In Southern Alberta, farmers “start to panic” if canola is still standing the first week of September, Gibb says, but adds that hot 35°C days in mid August really limit the safe hours for swathing. With shatter-tolerance, they won’t have to swath in August and will be less nervous about standing canola in September.

“Standing canola can handle a September snow better than swathed canola, and we feel that standing canola will have an advantage when we get those big fall winds,” Gibb says. Big winds will mean yield loss either way, but he says swaths blown into wads after a wind take longer to dry down after a rain and can be really hard on the combine.

Jay Ferster
Shellbrook, Saskatchewan

Jay Ferster had three canola bins start to heat on him this past fall. The bins have temperature-monitoring cables set to notify him by text whenever one sensor shows more than a 2°C temperature rise within a 24-hour period. All three bins sent him texts.

“The system worked,” Ferster says. “Without it, we would have lost one bin for sure. The investment paid for itself right there.”

For the worst of the three bins, he emptied the whole bin to cool it down. For the other two, he took out just enough to remove the top where the temperature increase occurred.

Ferster had just installed the cables on 25 of his major bins that usually hold canola. He plans to install them in all bins over the next three to five years. For bins without cables, he checks them the best he can. That includes taking out some canola to cool the core. “Our plan has been to take the tops off all canola bins before New Years every year,” he says.

Right now, Fester’s cabled bins have just has one cable down the middle, even for bins with 30-foot diameters. “It has worked the way we wanted so far,” Ferster says, but he’ll reassess after the spring when the outside air warms up and moisture cycles within the bin change.

Another possible tech investment for Ferster in 2018 is a drill that can seed canola more accurately.

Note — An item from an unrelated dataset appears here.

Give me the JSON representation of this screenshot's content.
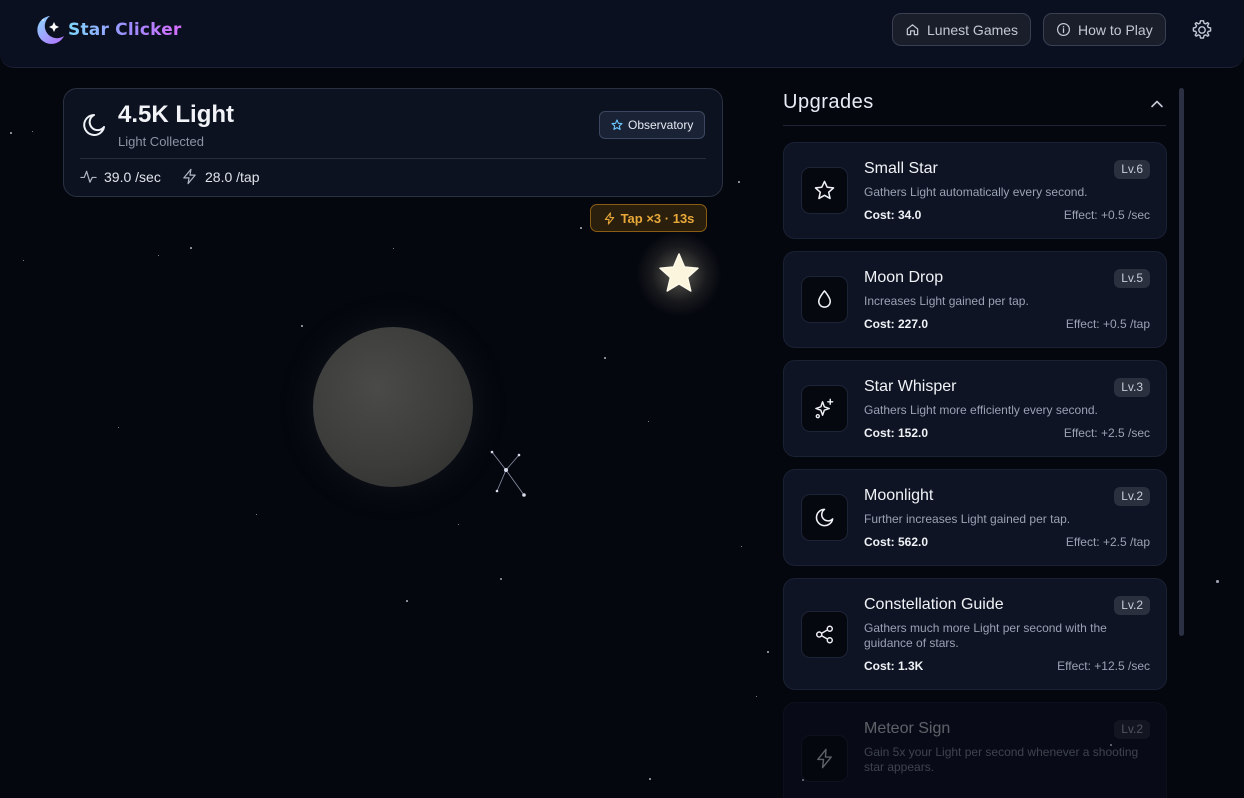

His goal is to improve seed survival and keep costs down.

Schyler Raaen
Rolla, British Columbia

Schuyler Raaen, who farms in the Peace River region of B.C., has a goal to address farmland variability in 2018. He wants better production out of areas that hold water, and he’d like to be able to seed those areas earlier. Having more even stands and spending less time dodging low spots would make for better productivity, he says.

Raaen wants to know that crop inputs have good potential on the whole field, which will translate into a better return.

“I believe this to be the best ROI for our operation right now,” he says. “Not that this is new technology, it’s just the next step for our operation.”

The primary issue is land topography and the water management challenges this presents. Raaen is looking at different options to deal with this. “We would need to upgrade our vertical GPS accuracy and purchase the necessary equipment,” he says, which will cost between $160,000 to $200,000.

“Tech support is critical,” he adds. “Unfortunately tech is so proprietary that we are pretty much reliant on the manufacturers and dealers. With communication errors and hardware failures etc., we can’t diagnose these problems ourselves very often.”